You can have a starship tying it all together.
Star Trek: Archaeology
 
you know star wars is about as old as the original Star Trek series and they still left most of the same elements there from the original, they didn't completely gut it to try and appeal to a brainless new generation of millennials and tweens and as a result they still have their fan base even after selling out to Disney.
Um, if you consider an 11 year difference (Star Trek premired in 1966, the original Star Wars in 1977); sorry, but I'd say your math is a bit off here.
 
Weren't "tweens" the core of Star Wars' audience? ;)

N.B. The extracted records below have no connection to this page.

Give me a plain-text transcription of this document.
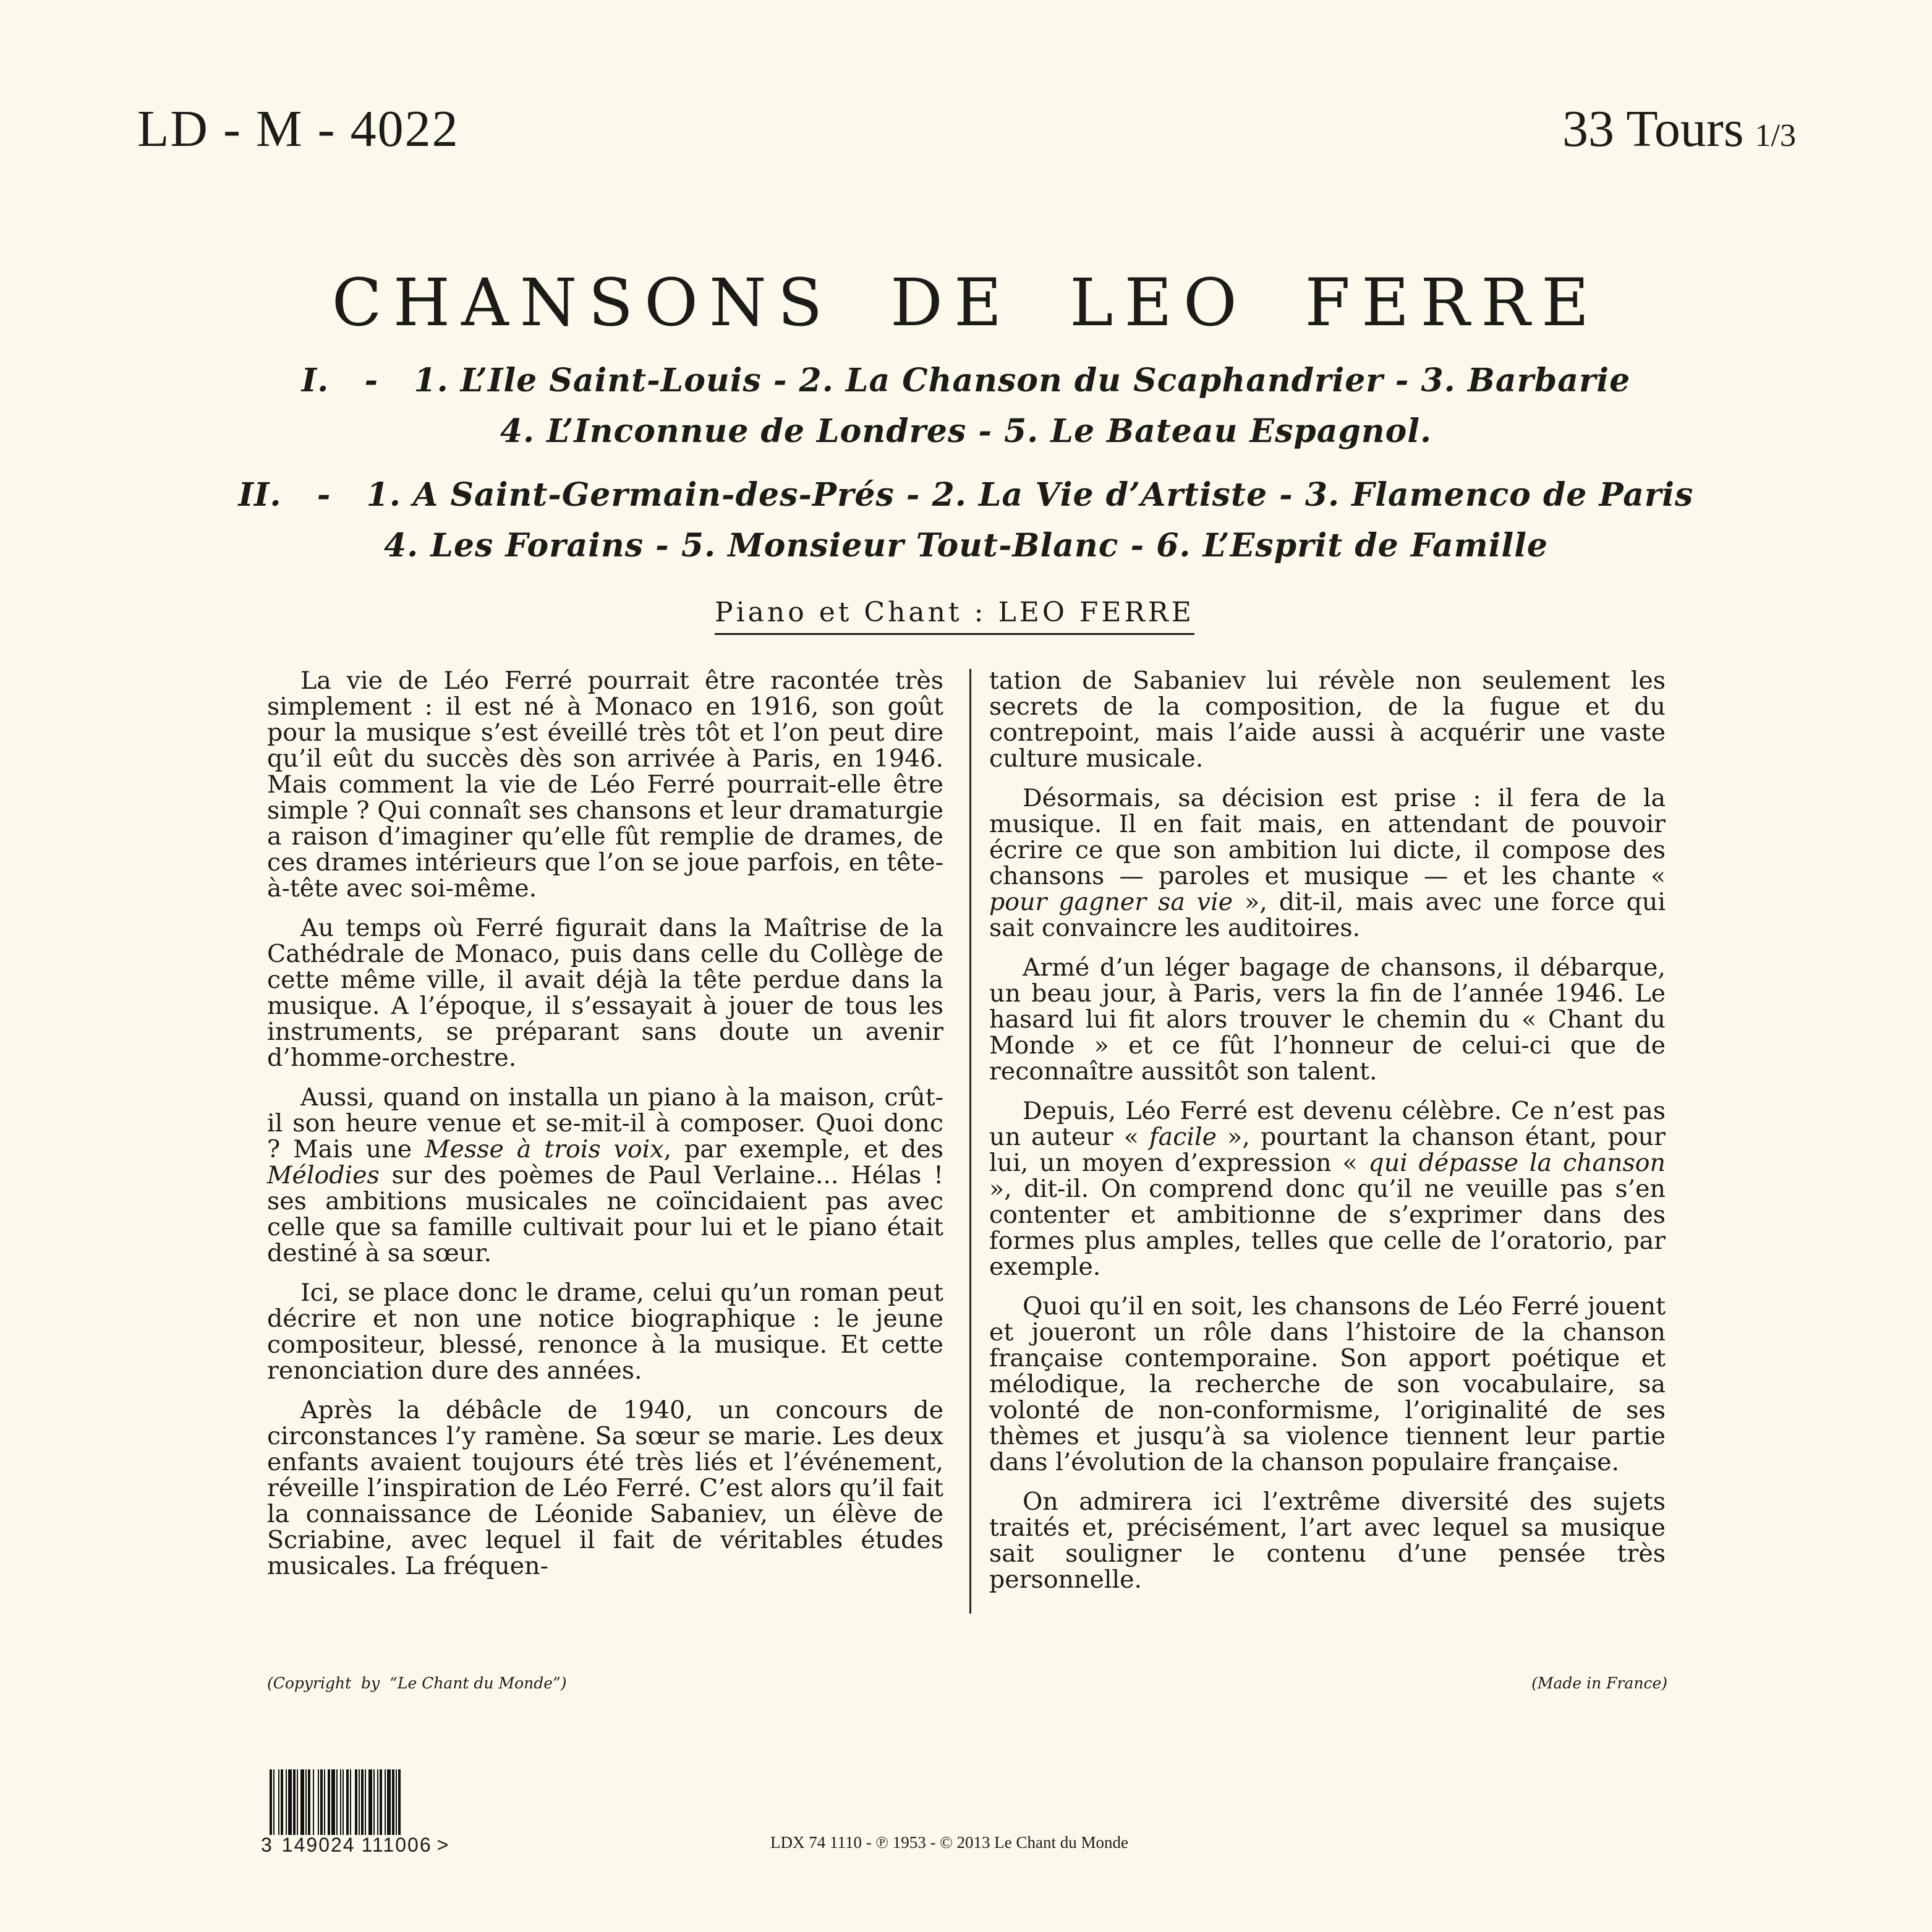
LD - M - 4022	33 Tours 1/3
CHANSONS DE LEO FERRE
I.   -   1. L’Ile Saint-Louis - 2. La Chanson du Scaphandrier - 3. Barbarie
4. L’Inconnue de Londres - 5. Le Bateau Espagnol.
II.   -   1. A Saint-Germain-des-Prés - 2. La Vie d’Artiste - 3. Flamenco de Paris
4. Les Forains - 5. Monsieur Tout-Blanc - 6. L’Esprit de Famille
Piano et Chant : LEO FERRE

La vie de Léo Ferré pourrait être racontée très simplement : il est né à Monaco en 1916, son goût pour la musique s’est éveillé très tôt et l’on peut dire qu’il eût du succès dès son arrivée à Paris, en 1946. Mais comment la vie de Léo Ferré pourrait-elle être simple ? Qui connaît ses chansons et leur dramaturgie a raison d’imaginer qu’elle fût remplie de drames, de ces drames intérieurs que l’on se joue parfois, en tête-à-tête avec soi-même.

Au temps où Ferré figurait dans la Maîtrise de la Cathédrale de Monaco, puis dans celle du Collège de cette même ville, il avait déjà la tête perdue dans la musique. A l’époque, il s’essayait à jouer de tous les instruments, se préparant sans doute un avenir d’homme-orchestre.

Aussi, quand on installa un piano à la maison, crût-il son heure venue et se-mit-il à composer. Quoi donc ? Mais une Messe à trois voix, par exemple, et des Mélodies sur des poèmes de Paul Verlaine... Hélas ! ses ambitions musicales ne coïncidaient pas avec celle que sa famille cultivait pour lui et le piano était destiné à sa sœur.

Ici, se place donc le drame, celui qu’un roman peut décrire et non une notice biographique : le jeune compositeur, blessé, renonce à la musique. Et cette renonciation dure des années.

Après la débâcle de 1940, un concours de circonstances l’y ramène. Sa sœur se marie. Les deux enfants avaient toujours été très liés et l’événement, réveille l’inspiration de Léo Ferré. C’est alors qu’il fait la connaissance de Léonide Sabaniev, un élève de Scriabine, avec lequel il fait de véritables études musicales. La fréquen-

tation de Sabaniev lui révèle non seulement les secrets de la composition, de la fugue et du contrepoint, mais l’aide aussi à acquérir une vaste culture musicale.

Désormais, sa décision est prise : il fera de la musique. Il en fait mais, en attendant de pouvoir écrire ce que son ambition lui dicte, il compose des chansons — paroles et musique — et les chante « pour gagner sa vie », dit-il, mais avec une force qui sait convaincre les auditoires.

Armé d’un léger bagage de chansons, il débarque, un beau jour, à Paris, vers la fin de l’année 1946. Le hasard lui fit alors trouver le chemin du « Chant du Monde » et ce fût l’honneur de celui-ci que de reconnaître aussitôt son talent.

Depuis, Léo Ferré est devenu célèbre. Ce n’est pas un auteur « facile », pourtant la chanson étant, pour lui, un moyen d’expression « qui dépasse la chanson », dit-il. On comprend donc qu’il ne veuille pas s’en contenter et ambitionne de s’exprimer dans des formes plus amples, telles que celle de l’oratorio, par exemple.

Quoi qu’il en soit, les chansons de Léo Ferré jouent et joueront un rôle dans l’histoire de la chanson française contemporaine. Son apport poétique et mélodique, la recherche de son vocabulaire, sa volonté de non-conformisme, l’originalité de ses thèmes et jusqu’à sa violence tiennent leur partie dans l’évolution de la chanson populaire française.

On admirera ici l’extrême diversité des sujets traités et, précisément, l’art avec lequel sa musique sait souligner le contenu d’une pensée très personnelle.

(Copyright  by  “Le Chant du Monde”)	(Made in France)
3 149024 111006 >	LDX 74 1110 - ℗ 1953 - © 2013 Le Chant du Monde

IDK - I was 14 in 1977 (and already a big Star Trek fan). I initially really liked the 'grittiness' (read physically dirty and not in perfect working order) aspect of Star Wars; but by 'Return of the Jedi' was back as a BIG Trek fan and my enjoyment of Star Wars waned a bit (still liked it, but liked Star Trek more).
 
I was a 14-year-old Star Trek and science fiction nerdy kid in 1977 and was blown away by Star Wars. In 1980, I was a 17-year-old hanging out with friends who were starting a punk band and I thought Empire Strikes Back was taking itself way too seriously for a muppet movie. In 1983, I was a 20-year-old university student who decided this Ewok stuff was more appropriate for my eleven-year-old sister. In 1999, I was 36, my wife-to-be was 31, my sister was 27, and her husband was 36, and we all went to see The Phantom Menace together and were all kind of shellshocked by how underwhelmed/disappointed we all were.

So, yeah, best for tweens and early teens, I guess.